Call it a Hallmark holiday, call it a day to shower your significant other in flowers and chocolate or call it a day for singles to feel just a little more single. Whatever your views on the Valentine’s Day, the observance brings up all types of feels about romance. With the topic of L.O.V.E. love in the air, now is the perfect time to discuss office romances. Have there been signs of Cupid in your workplace?
With the #metoo campaign still fresh in mind, sexual harassment is easily at the top of the list with risks associated with office romances. There are of course the obvious risks including lowered productivity, conflicts of interests and of course the awkward post-breakup period. As they say, love is a battlefield.
Let’s not forget that there are some positive outcomes from office romances. After all, reports say 50% of all working people will engage in an office romance at some stage. The trick for employers is to know what is going on at all times. Outlawing any sort of relationships between co-workers may just make them all that more appealing (forbidden love). Yet there are practical steps you can take to prevent the likelihood of costs to your business.
Set clear policies around consensual relationships
Of course, you’re not one to stand in the way of true love. But for liabilities’ sake, you need to know what is going on between co-workers in your organisation. As mentioned before, ramifications of a romantic relationship can be huge, the largest risk being a conflict of interest which can impact other employees. This is especially true if the relationship involves a manager and a subordinate.
Your workplace policies should set clear ground rules around relationships between employees in the workplace. We recommend that your policy requires employees to disclose any workplace relationships either to HR or management, even if it is just a fling. This way you can react accordingly like changing reporting structures or reassigning tasks/roles to minimise the risk of conflict.
Be sure to include clear consequences for nondisclosure, such as disciplinary action or termination.
Define unacceptable workplace conduct
What may seem like innocent office flirting, could be entirely something different. However innocent, public opinion has recently drawn a clear line in the sand when it comes to any sexual harassment allegation. Sexual harassment claims have ended the career of multiple high profile individuals and incurred massive financial and reputational consequences for the companies they worked for (see New York sues Weinstein co). It is important to be clear about what does and does not constitute sexual harassment, for the safety of your employees and your brand.
In cases of sexual harassment, employers can be held vicariously liable for the actions of employees. However, if an employer can demonstrate they took all reasonable steps to prevent employees engaging in unacceptable workplace conduct, they may be able to avoid large fines and legal charges. A well-drafted sexual harassment policy is a step in the right direction.
Multiple channels to report or complain
Your employees need to be comfortable to Kiss-and-Tell without spreading workplace rumours. Make sure you have multiple channels for employees to report consensual and not consensual behaviour at work.
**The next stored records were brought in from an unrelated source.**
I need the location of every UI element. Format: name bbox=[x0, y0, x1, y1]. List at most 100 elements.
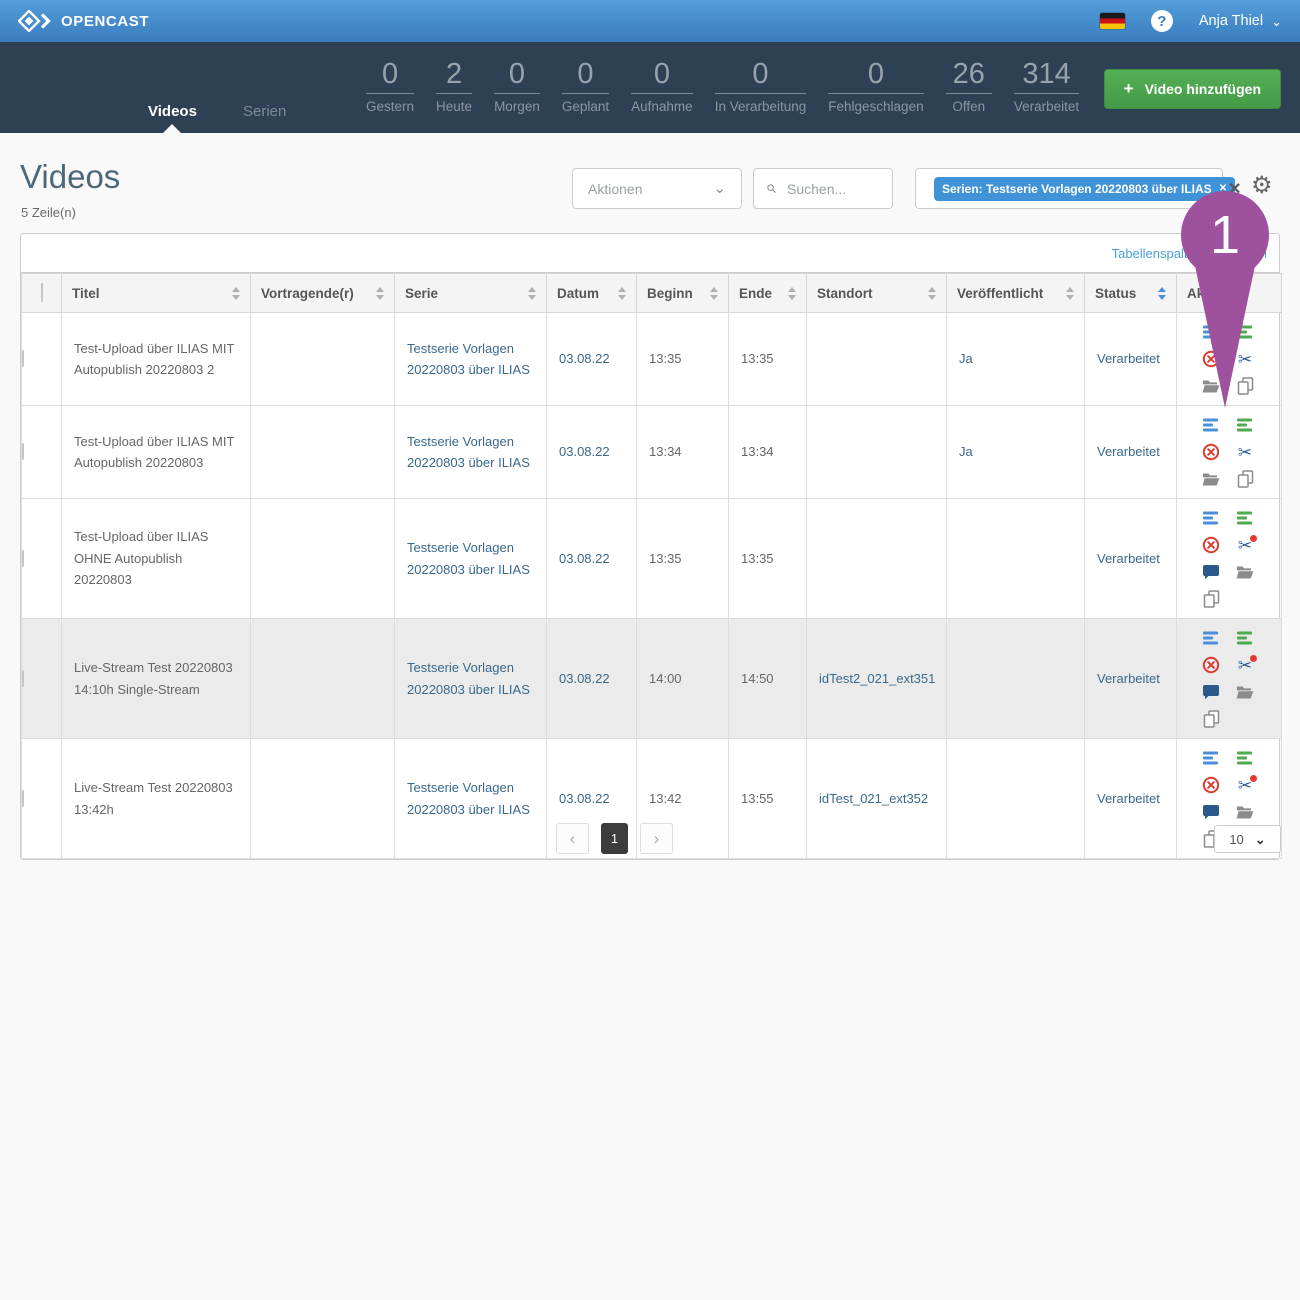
comments-icon[interactable] bbox=[1202, 563, 1220, 581]
event-details-icon[interactable] bbox=[1202, 629, 1220, 647]
assets-folder-icon[interactable] bbox=[1236, 803, 1254, 821]
stat-aufnahme[interactable]: 0 Aufnahme bbox=[631, 58, 693, 114]
date-link[interactable]: 03.08.22 bbox=[559, 444, 610, 460]
prev-page-button[interactable]: ‹ bbox=[556, 823, 589, 854]
assets-folder-icon[interactable] bbox=[1236, 683, 1254, 701]
video-editor-alert-icon[interactable]: ✂ bbox=[1236, 655, 1257, 674]
tab-serien[interactable]: Serien bbox=[243, 103, 287, 120]
date-link[interactable]: 03.08.22 bbox=[559, 550, 610, 566]
status-link[interactable]: Verarbeitet bbox=[1097, 550, 1160, 566]
help-icon[interactable]: ? bbox=[1150, 10, 1173, 32]
sort-icon[interactable] bbox=[618, 286, 626, 300]
delete-icon[interactable] bbox=[1202, 350, 1220, 368]
sort-icon[interactable] bbox=[710, 286, 718, 300]
stat-in-verarbeitung[interactable]: 0 In Verarbeitung bbox=[714, 58, 807, 114]
series-link[interactable]: Testserie Vorlagen 20220803 über ILIAS bbox=[407, 340, 530, 377]
sort-icon[interactable] bbox=[928, 286, 936, 300]
column-header-start[interactable]: Beginn bbox=[636, 273, 729, 313]
publications-icon[interactable] bbox=[1236, 416, 1254, 434]
publications-icon[interactable] bbox=[1236, 323, 1254, 341]
search-box[interactable] bbox=[753, 168, 893, 209]
event-details-icon[interactable] bbox=[1202, 509, 1220, 527]
column-header-status[interactable]: Status bbox=[1084, 273, 1177, 313]
user-menu[interactable]: Anja Thiel ⌄ bbox=[1199, 13, 1282, 29]
assets-folder-icon[interactable] bbox=[1236, 563, 1254, 581]
assets-folder-icon[interactable] bbox=[1202, 377, 1220, 395]
duplicate-icon[interactable] bbox=[1202, 710, 1220, 728]
sort-icon[interactable] bbox=[528, 286, 536, 300]
row-checkbox[interactable] bbox=[22, 350, 24, 368]
location-link[interactable]: idTest2_021_ext351 bbox=[819, 670, 936, 686]
video-editor-alert-icon[interactable]: ✂ bbox=[1236, 775, 1257, 794]
edit-columns-link[interactable]: Tabellenspalten bearbeiten bbox=[1111, 245, 1267, 261]
publications-icon[interactable] bbox=[1236, 629, 1254, 647]
date-link[interactable]: 03.08.22 bbox=[559, 670, 610, 686]
sort-icon[interactable] bbox=[376, 286, 384, 300]
row-checkbox[interactable] bbox=[22, 789, 24, 807]
series-link[interactable]: Testserie Vorlagen 20220803 über ILIAS bbox=[407, 433, 530, 470]
delete-icon[interactable] bbox=[1202, 656, 1220, 674]
stat-gestern[interactable]: 0 Gestern bbox=[366, 58, 415, 114]
sort-icon[interactable] bbox=[788, 286, 796, 300]
duplicate-icon[interactable] bbox=[1202, 590, 1220, 608]
column-header-series[interactable]: Serie bbox=[394, 273, 547, 313]
series-link[interactable]: Testserie Vorlagen 20220803 über ILIAS bbox=[407, 540, 530, 577]
delete-icon[interactable] bbox=[1202, 776, 1220, 794]
filter-settings-gear-icon[interactable]: ⚙ bbox=[1251, 172, 1273, 199]
status-link[interactable]: Verarbeitet bbox=[1097, 444, 1160, 460]
assets-folder-icon[interactable] bbox=[1202, 470, 1220, 488]
sort-icon[interactable] bbox=[232, 286, 240, 300]
column-header-date[interactable]: Datum bbox=[546, 273, 637, 313]
sort-icon[interactable] bbox=[1158, 286, 1166, 300]
search-input[interactable] bbox=[785, 179, 879, 198]
clear-filters-icon[interactable]: ✕ bbox=[1228, 181, 1242, 198]
date-link[interactable]: 03.08.22 bbox=[559, 351, 610, 367]
status-link[interactable]: Verarbeitet bbox=[1097, 351, 1160, 367]
series-link[interactable]: Testserie Vorlagen 20220803 über ILIAS bbox=[407, 780, 530, 817]
next-page-button[interactable]: › bbox=[640, 823, 673, 854]
date-link[interactable]: 03.08.22 bbox=[559, 790, 610, 806]
current-page-button[interactable]: 1 bbox=[601, 823, 628, 854]
add-video-button[interactable]: + Video hinzufügen bbox=[1103, 69, 1281, 109]
column-header-presenter[interactable]: Vortragende(r) bbox=[250, 273, 395, 313]
row-checkbox[interactable] bbox=[22, 549, 24, 567]
video-editor-alert-icon[interactable]: ✂ bbox=[1236, 535, 1257, 554]
row-checkbox[interactable] bbox=[22, 669, 24, 687]
stat-offen[interactable]: 26 Offen bbox=[945, 58, 992, 114]
language-flag-german[interactable] bbox=[1099, 13, 1125, 29]
column-header-end[interactable]: Ende bbox=[728, 273, 807, 313]
location-link[interactable]: idTest_021_ext352 bbox=[819, 790, 929, 806]
publications-icon[interactable] bbox=[1236, 749, 1254, 767]
series-link[interactable]: Testserie Vorlagen 20220803 über ILIAS bbox=[407, 660, 530, 697]
comments-icon[interactable] bbox=[1202, 683, 1220, 701]
sort-icon[interactable] bbox=[1066, 286, 1074, 300]
stat-heute[interactable]: 2 Heute bbox=[436, 58, 473, 114]
row-checkbox[interactable] bbox=[22, 443, 24, 461]
stat-geplant[interactable]: 0 Geplant bbox=[561, 58, 610, 114]
publications-icon[interactable] bbox=[1236, 509, 1254, 527]
column-header-published[interactable]: Veröffentlicht bbox=[946, 273, 1085, 313]
column-header-actions[interactable]: Aktionen bbox=[1176, 273, 1282, 313]
event-details-icon[interactable] bbox=[1202, 749, 1220, 767]
column-header-location[interactable]: Standort bbox=[806, 273, 947, 313]
select-all-checkbox[interactable] bbox=[40, 283, 43, 302]
event-details-icon[interactable] bbox=[1202, 416, 1220, 434]
comments-icon[interactable] bbox=[1202, 803, 1220, 821]
column-header-title[interactable]: Titel bbox=[61, 273, 251, 313]
video-editor-icon[interactable]: ✂ bbox=[1237, 442, 1253, 462]
status-link[interactable]: Verarbeitet bbox=[1097, 790, 1160, 806]
stat-verarbeitet[interactable]: 314 Verarbeitet bbox=[1013, 58, 1080, 114]
actions-dropdown[interactable]: Aktionen ⌄ bbox=[572, 168, 742, 209]
duplicate-icon[interactable] bbox=[1236, 377, 1254, 395]
tab-videos[interactable]: Videos bbox=[148, 103, 197, 120]
filter-chip-series[interactable]: Serien: Testserie Vorlagen 20220803 über… bbox=[934, 176, 1236, 201]
duplicate-icon[interactable] bbox=[1236, 470, 1254, 488]
chip-close-icon[interactable]: ✕ bbox=[1218, 183, 1228, 194]
page-size-select[interactable]: 10 ⌄ bbox=[1214, 825, 1281, 853]
delete-icon[interactable] bbox=[1202, 536, 1220, 554]
stat-fehlgeschlagen[interactable]: 0 Fehlgeschlagen bbox=[828, 58, 924, 114]
video-editor-icon[interactable]: ✂ bbox=[1237, 349, 1253, 369]
stat-morgen[interactable]: 0 Morgen bbox=[494, 58, 540, 114]
delete-icon[interactable] bbox=[1202, 443, 1220, 461]
event-details-icon[interactable] bbox=[1202, 323, 1220, 341]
Every business must have a detailed grievance procedure which allows for escalation if the employee is not satisfied with the result. Better to find out about any misconduct in the workplace when it happens not years later like most of the allegations that have arisen in the media recently. This way you can act proactively before any patterns of harassment become engrained or conflicts of interest arise.
The last piece of the puzzle is the investigation. When any allegations of harassment arise in your workplace, an employer needs to conduct an unbiased investigation into the incident. If you need advice on how to conduct a workplace investigation, the HR Assured Telephone Advisory Team is just a phone call away.
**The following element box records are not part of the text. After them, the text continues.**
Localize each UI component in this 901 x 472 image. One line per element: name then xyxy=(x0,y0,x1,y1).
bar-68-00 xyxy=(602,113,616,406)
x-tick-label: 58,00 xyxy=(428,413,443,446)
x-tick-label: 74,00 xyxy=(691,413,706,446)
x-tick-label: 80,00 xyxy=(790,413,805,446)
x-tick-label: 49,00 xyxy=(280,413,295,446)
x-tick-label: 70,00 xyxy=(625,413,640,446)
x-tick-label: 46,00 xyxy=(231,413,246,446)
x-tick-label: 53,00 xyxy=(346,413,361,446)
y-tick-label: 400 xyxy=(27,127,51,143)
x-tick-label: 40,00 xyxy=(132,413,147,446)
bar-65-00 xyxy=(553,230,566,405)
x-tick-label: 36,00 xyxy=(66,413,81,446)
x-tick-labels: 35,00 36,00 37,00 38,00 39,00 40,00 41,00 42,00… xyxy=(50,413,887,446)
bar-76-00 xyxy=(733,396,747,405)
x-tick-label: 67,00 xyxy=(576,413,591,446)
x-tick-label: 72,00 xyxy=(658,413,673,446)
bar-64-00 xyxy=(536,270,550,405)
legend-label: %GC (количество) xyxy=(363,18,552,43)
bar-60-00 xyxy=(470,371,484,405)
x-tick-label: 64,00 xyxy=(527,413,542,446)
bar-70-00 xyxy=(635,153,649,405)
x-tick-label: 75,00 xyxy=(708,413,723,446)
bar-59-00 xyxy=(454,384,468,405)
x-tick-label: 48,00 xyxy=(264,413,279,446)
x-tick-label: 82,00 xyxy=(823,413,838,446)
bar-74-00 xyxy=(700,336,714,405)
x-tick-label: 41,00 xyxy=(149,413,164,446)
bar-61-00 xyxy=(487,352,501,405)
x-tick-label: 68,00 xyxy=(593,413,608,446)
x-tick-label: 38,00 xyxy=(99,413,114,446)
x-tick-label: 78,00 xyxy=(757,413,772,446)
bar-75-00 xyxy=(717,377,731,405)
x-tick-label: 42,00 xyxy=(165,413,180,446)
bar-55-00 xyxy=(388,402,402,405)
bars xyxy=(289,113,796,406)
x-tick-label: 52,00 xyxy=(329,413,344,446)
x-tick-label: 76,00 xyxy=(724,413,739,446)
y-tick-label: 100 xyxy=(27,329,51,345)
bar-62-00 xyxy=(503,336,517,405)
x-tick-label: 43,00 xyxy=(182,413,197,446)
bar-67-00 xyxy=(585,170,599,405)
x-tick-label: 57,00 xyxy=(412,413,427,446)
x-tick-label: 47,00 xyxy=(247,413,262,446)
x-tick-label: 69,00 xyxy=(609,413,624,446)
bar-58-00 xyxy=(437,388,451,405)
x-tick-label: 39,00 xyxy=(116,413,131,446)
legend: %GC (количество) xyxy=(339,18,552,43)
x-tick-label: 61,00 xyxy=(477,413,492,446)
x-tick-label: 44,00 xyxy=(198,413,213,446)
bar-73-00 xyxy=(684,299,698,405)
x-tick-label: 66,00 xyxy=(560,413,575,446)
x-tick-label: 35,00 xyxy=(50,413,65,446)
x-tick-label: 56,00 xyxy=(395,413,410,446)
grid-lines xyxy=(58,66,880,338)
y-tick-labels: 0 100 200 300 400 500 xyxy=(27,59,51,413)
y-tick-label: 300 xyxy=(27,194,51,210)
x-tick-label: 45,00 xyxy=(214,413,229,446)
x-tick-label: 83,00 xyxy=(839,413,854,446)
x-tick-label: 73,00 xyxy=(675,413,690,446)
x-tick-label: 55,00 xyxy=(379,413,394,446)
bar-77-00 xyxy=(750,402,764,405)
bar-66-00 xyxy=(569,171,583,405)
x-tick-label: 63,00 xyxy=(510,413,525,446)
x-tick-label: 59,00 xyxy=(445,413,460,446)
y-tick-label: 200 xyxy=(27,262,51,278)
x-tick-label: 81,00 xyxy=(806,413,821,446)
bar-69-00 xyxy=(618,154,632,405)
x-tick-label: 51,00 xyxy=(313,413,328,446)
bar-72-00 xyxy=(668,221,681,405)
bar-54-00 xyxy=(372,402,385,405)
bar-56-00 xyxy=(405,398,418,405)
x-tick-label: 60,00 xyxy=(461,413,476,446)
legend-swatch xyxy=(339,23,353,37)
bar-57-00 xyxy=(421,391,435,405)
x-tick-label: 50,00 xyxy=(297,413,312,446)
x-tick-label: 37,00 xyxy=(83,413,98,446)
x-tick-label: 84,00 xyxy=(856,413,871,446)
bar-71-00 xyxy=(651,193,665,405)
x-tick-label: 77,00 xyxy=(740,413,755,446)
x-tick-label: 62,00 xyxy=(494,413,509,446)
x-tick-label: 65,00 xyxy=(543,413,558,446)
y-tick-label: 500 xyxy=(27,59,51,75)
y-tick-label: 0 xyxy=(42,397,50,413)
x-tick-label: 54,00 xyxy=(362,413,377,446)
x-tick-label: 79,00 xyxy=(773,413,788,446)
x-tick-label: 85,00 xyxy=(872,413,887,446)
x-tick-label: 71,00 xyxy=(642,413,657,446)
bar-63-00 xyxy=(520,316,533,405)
If the claims are numerous and serious, you might want to outsource the investigation to an experienced workplace relations law firm to gain legal professional privilege. This means you can get all the details of what went on without having to disclose everything to the courts if it will cause your brand reputational damage.
Whether you are a believer or not, Valentine’s Day seems to have a way of getting people thinking romantic thoughts. Romance in the workplace is inevitable and shouldn’t be outlawed. However as recent events have shown, there is a huge risk of relationships between work colleagues turning sour. The best defence is to know all the facts so you can react accordingly to protect your employees and company reputation.